産業医からみた大腸がん検診
「大腸がん検診」は、便潜血反応です。
便についている血液を調べる検査です。たいてい2回します。
進行した大腸癌があっても7割程度しか陽性とならない(ひっかからない)ところが短所ですが、簡便にできる検査ですね。
1回でも血が付いていれば、密検査の大腸内視鏡検査を勧められます。大腸内視鏡検査については、こちらのブログを参照して下さい。
産業医からみた胃がん検診
「胃がん検診」(60.1%)は、バリウム検査が一般的。
バリウム飲んで、台が倒れたり、体をグルグルまわしたりして、レントゲン写真を撮る検査です。
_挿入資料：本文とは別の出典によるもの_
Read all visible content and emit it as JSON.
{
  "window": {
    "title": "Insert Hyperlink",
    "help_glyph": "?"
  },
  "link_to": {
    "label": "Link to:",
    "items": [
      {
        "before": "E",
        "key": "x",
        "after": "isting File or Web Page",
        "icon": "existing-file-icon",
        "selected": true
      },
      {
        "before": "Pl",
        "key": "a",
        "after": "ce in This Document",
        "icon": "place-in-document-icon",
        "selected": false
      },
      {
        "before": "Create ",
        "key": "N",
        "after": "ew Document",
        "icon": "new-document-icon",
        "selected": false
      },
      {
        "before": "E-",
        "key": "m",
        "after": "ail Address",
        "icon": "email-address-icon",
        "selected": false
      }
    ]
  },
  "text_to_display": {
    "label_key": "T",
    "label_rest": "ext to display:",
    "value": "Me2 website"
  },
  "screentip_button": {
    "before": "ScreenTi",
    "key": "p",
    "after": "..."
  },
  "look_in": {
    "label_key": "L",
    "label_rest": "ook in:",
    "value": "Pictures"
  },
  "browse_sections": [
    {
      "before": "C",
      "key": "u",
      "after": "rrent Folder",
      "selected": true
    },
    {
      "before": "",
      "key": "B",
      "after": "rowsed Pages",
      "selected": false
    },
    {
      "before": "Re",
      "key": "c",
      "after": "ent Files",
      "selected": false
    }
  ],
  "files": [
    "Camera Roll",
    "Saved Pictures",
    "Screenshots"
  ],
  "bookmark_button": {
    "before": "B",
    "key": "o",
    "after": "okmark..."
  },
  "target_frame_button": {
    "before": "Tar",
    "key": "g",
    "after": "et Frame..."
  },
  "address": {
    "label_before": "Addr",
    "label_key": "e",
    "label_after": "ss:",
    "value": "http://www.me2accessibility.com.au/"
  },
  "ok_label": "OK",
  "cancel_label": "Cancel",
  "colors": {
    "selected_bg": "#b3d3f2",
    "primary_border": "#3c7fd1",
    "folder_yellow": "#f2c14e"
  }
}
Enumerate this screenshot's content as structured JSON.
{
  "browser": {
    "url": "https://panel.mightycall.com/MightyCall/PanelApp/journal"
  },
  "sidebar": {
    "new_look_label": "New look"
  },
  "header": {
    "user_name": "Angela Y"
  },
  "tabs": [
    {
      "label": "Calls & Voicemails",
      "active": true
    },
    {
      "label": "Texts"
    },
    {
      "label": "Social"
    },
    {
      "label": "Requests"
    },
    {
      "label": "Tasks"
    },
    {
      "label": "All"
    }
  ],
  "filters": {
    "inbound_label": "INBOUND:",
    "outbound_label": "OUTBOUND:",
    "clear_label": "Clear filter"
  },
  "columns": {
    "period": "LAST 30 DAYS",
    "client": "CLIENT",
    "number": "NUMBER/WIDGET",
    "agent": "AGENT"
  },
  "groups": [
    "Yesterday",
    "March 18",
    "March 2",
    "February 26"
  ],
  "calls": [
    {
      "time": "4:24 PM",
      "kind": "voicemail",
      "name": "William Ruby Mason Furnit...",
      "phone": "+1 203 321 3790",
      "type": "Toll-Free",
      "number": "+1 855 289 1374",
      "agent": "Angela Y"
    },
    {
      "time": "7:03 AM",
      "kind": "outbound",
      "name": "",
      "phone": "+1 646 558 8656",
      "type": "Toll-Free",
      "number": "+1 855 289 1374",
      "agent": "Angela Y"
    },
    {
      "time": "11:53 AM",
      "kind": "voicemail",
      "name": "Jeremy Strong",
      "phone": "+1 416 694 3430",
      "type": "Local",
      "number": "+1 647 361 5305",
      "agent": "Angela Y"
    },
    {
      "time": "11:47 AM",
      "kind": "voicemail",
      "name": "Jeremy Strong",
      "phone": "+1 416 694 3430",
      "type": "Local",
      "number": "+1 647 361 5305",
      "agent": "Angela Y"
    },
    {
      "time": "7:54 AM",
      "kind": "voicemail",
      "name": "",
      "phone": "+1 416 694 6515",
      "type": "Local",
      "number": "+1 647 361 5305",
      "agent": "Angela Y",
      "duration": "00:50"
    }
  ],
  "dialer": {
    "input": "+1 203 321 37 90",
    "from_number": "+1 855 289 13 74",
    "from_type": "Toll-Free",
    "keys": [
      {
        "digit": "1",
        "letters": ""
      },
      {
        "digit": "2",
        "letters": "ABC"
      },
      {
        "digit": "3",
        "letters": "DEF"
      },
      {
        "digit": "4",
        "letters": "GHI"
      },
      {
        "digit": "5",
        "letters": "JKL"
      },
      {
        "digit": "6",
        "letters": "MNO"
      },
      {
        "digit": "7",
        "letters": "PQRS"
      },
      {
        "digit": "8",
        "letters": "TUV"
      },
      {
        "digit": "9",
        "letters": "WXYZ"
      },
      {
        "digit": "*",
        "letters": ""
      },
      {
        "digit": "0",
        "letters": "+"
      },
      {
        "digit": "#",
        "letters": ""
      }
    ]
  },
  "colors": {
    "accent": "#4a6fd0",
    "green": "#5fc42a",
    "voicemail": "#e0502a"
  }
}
昔からある、一番“検診”のイメージの強い検査ですね。
内視鏡検査(胃カメラ)の普及や経鼻内視鏡の出現により、胃のバリウム検査はその意義が問われている(?)と感じます。
正直、検査の精度(正確さ)は・・・です。
ちなみに、産業医.com管理人は、医師でバリウムを飲んでいる人を知りません。
その他、ペプシノゲン検査(採血した血の中のものを調べるだけ)などもあります。
いずれも、ひっかかったら胃内視鏡検査へとなりますが、最近は、はじめから胃カメラを選択できる検診コースが増えている印象です。そのときは、内視鏡検査(胃カメラ)を選びましょう!
産業医からみた子宮がん検診
「子宮がん検診」(57.4%)はいわゆる女性のためのがん検診でもっとも一般的なものです。
女性器入口付近を綿棒のようなもので擦り、それを顕微鏡で調べます。
引っかかれば、婦人科受診となります。
他に、HPV(ヒトパピローマウイルス)を調べることもあります。
ヒトパピローマウイルスは子宮頚癌のリスク因子であり、ヒトパピローマウイルスがいる人のほうが、子宮頚癌になる確率が高いことが認められています。
もし、ヒトパピローマウイルスが陽性(いる)場合、そのウイルスを退治する治療があり、
そうすることにより子宮頚癌は予防することができます。
このヒトパピローマウイルスの退治治療の費用は現時点では保険では認められておらず、自由診療(ようするに自費=高い)です。
しかしながら、癌を予防することができると実証されているこの検査と治療は女性にはお勧めだと思います。
産業医からみた乳がん検診
「乳がん検診」(55.3%)は、触診だけでなくマンモグラフィーが一般的(?)。
いわゆる女性のためのがん検診で2番目に一般的なものです。
触診とは、実際に医師が乳房や腋窩(わきの下)を診察して、何かしこりがないか調べるものです。
実際に「何か」が見つかることもありますが、その精度は施行する医師の技量だけでなく、受ける患者さんの体型等も含めて個人差があります。
また、「触診」という行為自体に抵抗がある女性も多く、近年はマンモグラフィーが増えつつあります。
特に、公的ながん検診でなく、人間ドックなどの施設では、患者さんのニーズは大切ですので、マンモグラフィーを導入しているところがほとんどだと思います。
実際のマンモグラフィーは、「おっぱいのレントゲン写真を撮る」検査です。
最近はレントゲン写真もコンピューター処理が進み、精度がかなりいいとのことです。
これでひっかかると、精査にまわります。触診のほか、超音波検査、そして「何か」あるようであれば、組織診・細胞診(針をさして細胞を調べる検査)となります。
乳がんは女性の5人に1人が一緒のうちに一度かかるともいわれています。女性にはお勧めの検査です。